Il dato evidenzia un rapporto di quasi un'infrazione per ogni 1,2 persone controllate, segno di una capacità di screening sempre più mirata. Le ricadute amministrative sono pesanti:

63.537 patenti ritirate;

41.788 carte di circolazione sospese;

2.794.271 punti decurtati, un valore che incide direttamente sul mercato assicurativo e sui costi sociali della mobilità.

Focus velocità: il Tutor come asset strategico


Il capitolo velocità si conferma il più critico. Le violazioni complessive accertate sono state 462.312. Un ruolo di primo piano è giocato dalla tecnologia: sulle 180 tratte autostradali presidiate (circa 1.800 km di rete), il sistema Tutor ha rilevato 362.792 infrazioni.

Questi numeri sottolineano l'efficacia del monitoraggio della velocità media rispetto a quella puntuale, garantendo una maggiore regolarità dei flussi di traffico e una riduzione dell'usura delle infrastrutture, con benefici indiretti anche sui costi di manutenzione autostradale.

Alcol e droga: la tolleranza zero e l'impatto sul rischio

Sul fronte della prevenzione dei sinistri, la Stradale ha intensificato i controlli sulle condizioni psicofisiche dei conducenti:

Etilometri e precursori: 821.444 test effettuati.

Guida in stato di ebbrezza: 11.126 sanzionati.

Sostanze stupefacenti: 1.469 denunce.


Sebbene la percentuale di positività sia statisticamente contenuta (circa l'1,3% per l'alcol), l'effetto deterrente di oltre 800mila controlli è considerato fondamentale dagli analisti per mitigare i costi sociali derivanti dagli incidenti stradali, che ogni anno pesano per diversi punti percentuali sul PIL nazionale.

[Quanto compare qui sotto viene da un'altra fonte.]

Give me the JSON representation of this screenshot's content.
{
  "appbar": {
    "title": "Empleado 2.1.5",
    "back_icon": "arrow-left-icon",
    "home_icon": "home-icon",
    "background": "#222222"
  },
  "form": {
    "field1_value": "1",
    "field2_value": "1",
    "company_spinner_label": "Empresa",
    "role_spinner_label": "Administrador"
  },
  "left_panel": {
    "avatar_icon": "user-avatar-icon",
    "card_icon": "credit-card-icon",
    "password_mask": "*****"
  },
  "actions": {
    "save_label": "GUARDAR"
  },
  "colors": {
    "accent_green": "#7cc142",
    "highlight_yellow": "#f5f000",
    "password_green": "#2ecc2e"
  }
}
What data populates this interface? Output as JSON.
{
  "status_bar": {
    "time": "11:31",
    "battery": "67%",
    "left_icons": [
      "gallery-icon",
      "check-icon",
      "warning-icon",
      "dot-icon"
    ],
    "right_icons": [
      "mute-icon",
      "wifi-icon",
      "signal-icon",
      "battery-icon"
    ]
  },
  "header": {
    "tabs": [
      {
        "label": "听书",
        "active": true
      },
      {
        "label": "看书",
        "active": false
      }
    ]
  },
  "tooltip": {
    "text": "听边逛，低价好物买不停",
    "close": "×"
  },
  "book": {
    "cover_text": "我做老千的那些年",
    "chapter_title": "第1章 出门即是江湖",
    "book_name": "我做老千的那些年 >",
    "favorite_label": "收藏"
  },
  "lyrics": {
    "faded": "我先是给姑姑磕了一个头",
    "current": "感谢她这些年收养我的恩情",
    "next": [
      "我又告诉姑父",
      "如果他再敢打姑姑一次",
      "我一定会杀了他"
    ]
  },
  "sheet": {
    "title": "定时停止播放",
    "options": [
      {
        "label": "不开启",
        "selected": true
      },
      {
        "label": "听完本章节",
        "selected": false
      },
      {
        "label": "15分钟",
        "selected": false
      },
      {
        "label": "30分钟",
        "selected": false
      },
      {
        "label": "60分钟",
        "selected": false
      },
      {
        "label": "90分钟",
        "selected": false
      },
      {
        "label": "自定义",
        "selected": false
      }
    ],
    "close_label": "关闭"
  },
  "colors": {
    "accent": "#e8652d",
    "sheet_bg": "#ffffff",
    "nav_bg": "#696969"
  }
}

L’analisi del consuntivo 2025 suggerisce che la digitalizzazione dei controlli (Tutor e database integrati) stia trasformando la Polizia Stradale in un ente capace di gestire grandi moli di dati in tempo reale. Per le imprese di logistica e per i gestori autostradali, questi numeri rappresentano la garanzia di un network sorvegliato, dove la severità dei controlli funge da calmiere per l'incidentalità, proteggendo il valore economico delle merci e delle vite in transito.